Disebutkan Sujiwo hasil pemeriksaan BPK-RI atas laporan keuangan Tahun 2020 tersebut antara lain berkaitan dengan pengelolaan pendapatan, piutang, aset dan penganggaran.

“Tetap ditindak lanjut namun memerlukan waktu akan dilaksanakan secara bertahap,” janjinya.

Menanggai beberapa PU Fraksi DPRD, Sujiwo katakan akan dijawab secara umum yang kemudian dibahas bersama.

“Pertanyaan dan tanggapan yang disampaikan fraksi-fraksi akan kami jawab secara umum, dan untuk pembahasan lebih rinci kiranya dapat dilakukan antara legislatif dengan eksekutif,” ujarnya.

Baca Juga:

Salah satunya disebutkan Sujiwo berkaitan pendapatan daerah. Dimana pada prinsipnya terus dilakukan melalui berbagai upaya.

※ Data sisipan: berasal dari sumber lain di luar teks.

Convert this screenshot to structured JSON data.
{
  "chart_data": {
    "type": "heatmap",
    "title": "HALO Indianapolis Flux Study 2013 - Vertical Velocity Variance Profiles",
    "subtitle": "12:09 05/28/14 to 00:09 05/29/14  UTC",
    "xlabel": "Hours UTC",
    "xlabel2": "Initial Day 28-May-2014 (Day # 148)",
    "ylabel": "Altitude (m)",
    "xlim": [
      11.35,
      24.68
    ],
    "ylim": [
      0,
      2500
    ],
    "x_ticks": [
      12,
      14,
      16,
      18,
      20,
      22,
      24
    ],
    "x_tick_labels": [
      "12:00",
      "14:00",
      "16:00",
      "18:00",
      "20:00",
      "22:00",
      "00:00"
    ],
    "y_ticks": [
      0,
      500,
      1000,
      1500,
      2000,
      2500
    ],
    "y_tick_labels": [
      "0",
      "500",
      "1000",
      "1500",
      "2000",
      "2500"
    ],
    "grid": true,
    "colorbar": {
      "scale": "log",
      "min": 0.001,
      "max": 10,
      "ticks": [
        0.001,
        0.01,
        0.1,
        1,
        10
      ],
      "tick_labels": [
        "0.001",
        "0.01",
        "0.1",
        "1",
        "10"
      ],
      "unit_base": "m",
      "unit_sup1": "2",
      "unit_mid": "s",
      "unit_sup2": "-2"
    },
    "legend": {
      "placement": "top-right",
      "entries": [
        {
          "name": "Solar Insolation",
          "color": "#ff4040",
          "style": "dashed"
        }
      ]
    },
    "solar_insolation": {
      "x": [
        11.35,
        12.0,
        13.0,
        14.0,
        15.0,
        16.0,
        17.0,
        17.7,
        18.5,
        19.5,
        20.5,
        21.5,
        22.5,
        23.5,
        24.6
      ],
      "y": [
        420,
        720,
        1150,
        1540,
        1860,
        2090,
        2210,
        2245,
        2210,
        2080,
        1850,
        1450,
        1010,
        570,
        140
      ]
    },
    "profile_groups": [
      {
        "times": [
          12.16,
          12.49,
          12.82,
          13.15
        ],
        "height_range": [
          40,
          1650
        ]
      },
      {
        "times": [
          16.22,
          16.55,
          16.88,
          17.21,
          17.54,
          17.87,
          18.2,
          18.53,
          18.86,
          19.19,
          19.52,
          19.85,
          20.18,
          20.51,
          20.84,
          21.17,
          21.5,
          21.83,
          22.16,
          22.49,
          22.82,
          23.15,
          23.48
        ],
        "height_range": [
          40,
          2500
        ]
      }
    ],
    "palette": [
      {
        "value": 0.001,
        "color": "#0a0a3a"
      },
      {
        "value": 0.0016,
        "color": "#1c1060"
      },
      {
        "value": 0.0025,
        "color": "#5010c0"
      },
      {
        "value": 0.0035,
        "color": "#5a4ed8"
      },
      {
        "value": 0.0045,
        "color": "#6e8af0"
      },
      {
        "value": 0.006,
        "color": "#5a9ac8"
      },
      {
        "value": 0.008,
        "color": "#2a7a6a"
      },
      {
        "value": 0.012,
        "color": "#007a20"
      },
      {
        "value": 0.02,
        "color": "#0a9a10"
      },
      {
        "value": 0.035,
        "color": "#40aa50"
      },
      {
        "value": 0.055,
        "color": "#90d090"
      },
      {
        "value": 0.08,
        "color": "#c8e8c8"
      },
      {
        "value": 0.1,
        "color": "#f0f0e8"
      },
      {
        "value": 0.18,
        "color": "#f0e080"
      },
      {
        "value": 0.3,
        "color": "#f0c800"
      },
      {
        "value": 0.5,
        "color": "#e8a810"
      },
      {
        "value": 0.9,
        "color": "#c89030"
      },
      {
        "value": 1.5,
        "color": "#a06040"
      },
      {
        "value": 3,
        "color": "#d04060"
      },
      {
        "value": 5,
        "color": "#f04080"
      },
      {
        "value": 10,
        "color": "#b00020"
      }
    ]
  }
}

Seperti upaya menjangkau seluruh masyarakat Kabupaten Kubu Raya.

“Termasuk pembangunan infrastruktur yang berkelanjutan merupakan upaya untuk meningkatkan sosial ekonomi masyarakat,” terangnya.

Sementara untuk alokasi sektor pendidikan, Sujiwo memastikan telah dipenuhi sebesar 20 persen yang perhitungannya mengacu pada Peraturan Menteri Dalam Negeri Nomor 33 Tahun 2019 tentang Pedoman Penyusunan APBD Tahun Anggaran 2020. Alokasi tersebut meliputi belanja tidak langsung dan belanja langsung.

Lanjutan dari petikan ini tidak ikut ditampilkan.